Elma réfléchit à sa réponse. Elle analysa le peu qu’elle avait pu voir.

  • Contrairement à vous, je suis humaine, et j’ai besoin d’éléments pour réfléchir à une décision pareille, se justifia-t-elle. Comment être sûre de choisir la bonne option ?
  • Je ne choisirai pas à ta place.
  • Je sais, et je choisirai. Mais vous avez dit une chose… qu’il était stupide de se plaindre après avoir pris une décision. J’aimerai donc réellement ne pas me tromper. Et pour pouvoir vous répondre avec un esprit non embrumé comme vous le dites, j’ai besoin de réponses pour mener mes réflexions.

Silence. Elma s’impatienta.

  • Voulez-vous que je tienne parole, oui ou non ?

Encore un silence. Celui-ci dura un bon moment. Elma essaya de ne pas déglutir. Était-elle allée trop loin ? Elle se demandait si elle s’habituerait un jour à son regard analytique.
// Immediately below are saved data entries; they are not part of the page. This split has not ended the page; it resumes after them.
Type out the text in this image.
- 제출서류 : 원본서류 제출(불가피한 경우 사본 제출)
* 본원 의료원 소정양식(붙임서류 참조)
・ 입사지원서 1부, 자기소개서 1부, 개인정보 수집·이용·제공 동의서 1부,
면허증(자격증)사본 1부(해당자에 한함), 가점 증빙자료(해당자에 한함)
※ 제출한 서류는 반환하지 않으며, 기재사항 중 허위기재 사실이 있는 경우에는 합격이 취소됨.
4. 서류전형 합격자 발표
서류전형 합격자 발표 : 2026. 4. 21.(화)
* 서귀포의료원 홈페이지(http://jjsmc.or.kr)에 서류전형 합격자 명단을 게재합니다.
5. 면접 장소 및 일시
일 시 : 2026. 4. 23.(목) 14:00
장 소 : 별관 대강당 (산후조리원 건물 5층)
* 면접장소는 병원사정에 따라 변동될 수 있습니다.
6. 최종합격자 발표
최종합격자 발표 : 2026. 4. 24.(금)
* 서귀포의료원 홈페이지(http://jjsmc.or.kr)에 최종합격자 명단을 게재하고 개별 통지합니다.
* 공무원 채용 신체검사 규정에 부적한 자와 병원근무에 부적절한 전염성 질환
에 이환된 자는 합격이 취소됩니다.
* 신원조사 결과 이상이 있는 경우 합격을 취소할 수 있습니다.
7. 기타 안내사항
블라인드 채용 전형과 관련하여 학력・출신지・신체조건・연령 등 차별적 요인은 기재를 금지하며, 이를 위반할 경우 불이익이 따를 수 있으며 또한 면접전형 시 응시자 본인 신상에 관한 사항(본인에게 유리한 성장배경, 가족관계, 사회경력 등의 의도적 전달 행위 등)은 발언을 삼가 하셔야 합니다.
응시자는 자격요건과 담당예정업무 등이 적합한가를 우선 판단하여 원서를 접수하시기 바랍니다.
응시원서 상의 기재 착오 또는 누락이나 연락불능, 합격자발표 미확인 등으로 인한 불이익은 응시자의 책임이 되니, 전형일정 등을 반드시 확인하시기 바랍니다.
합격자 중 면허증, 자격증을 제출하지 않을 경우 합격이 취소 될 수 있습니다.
  • Je faisais allusion à la douleur inscrite dans ta chair et ta mémoire, révéla-t-il enfin. Cette douleur qui te fait souffrir même quand ton corps ne la subit plus. À ces images qui te harcèlent jusqu’à ce que tu en deviennes folle, alors même que tu cherches à les laisser de côté pour avancer. Des souvenirs si imprégnés à ton âme qu’ils ne te laissent aucun répit les nuits, alors que tu les désespères pour en disposer. Tu revis ces moments comme si tu y étais encore. Tu n’es qu’un corps, un jouet à disposition pour le plaisir malsain des autres. Lorsque tu te rends compte que ta volonté ne suffit pas, tu commences un suicide moral. Cela signifie que tu fermes ton esprit pour te couper de la moindre perception du monde et que tu rends ta mémoire incapable de réfléchir et de penser, jusqu’à oublier qui tu es. Pour ne plus ressentir et éviter la folie que tes pensées t’imposent malgré-toi. C’est une étape qui arrive quand tu as tout tenté après t’être relevée plusieurs fois. Quand la vie te dit que quoi que tu fasses… tes efforts sont condamnés à être vains.

Elma en resta abasourdie. Elle trouvait cette réponse un peu trop précise pour être inventée. Elle se reconnaissait au travers de cette description morbide.

  • Que… vous est-il arrivé ?
  • Assez de questions. Tu as ta réponse.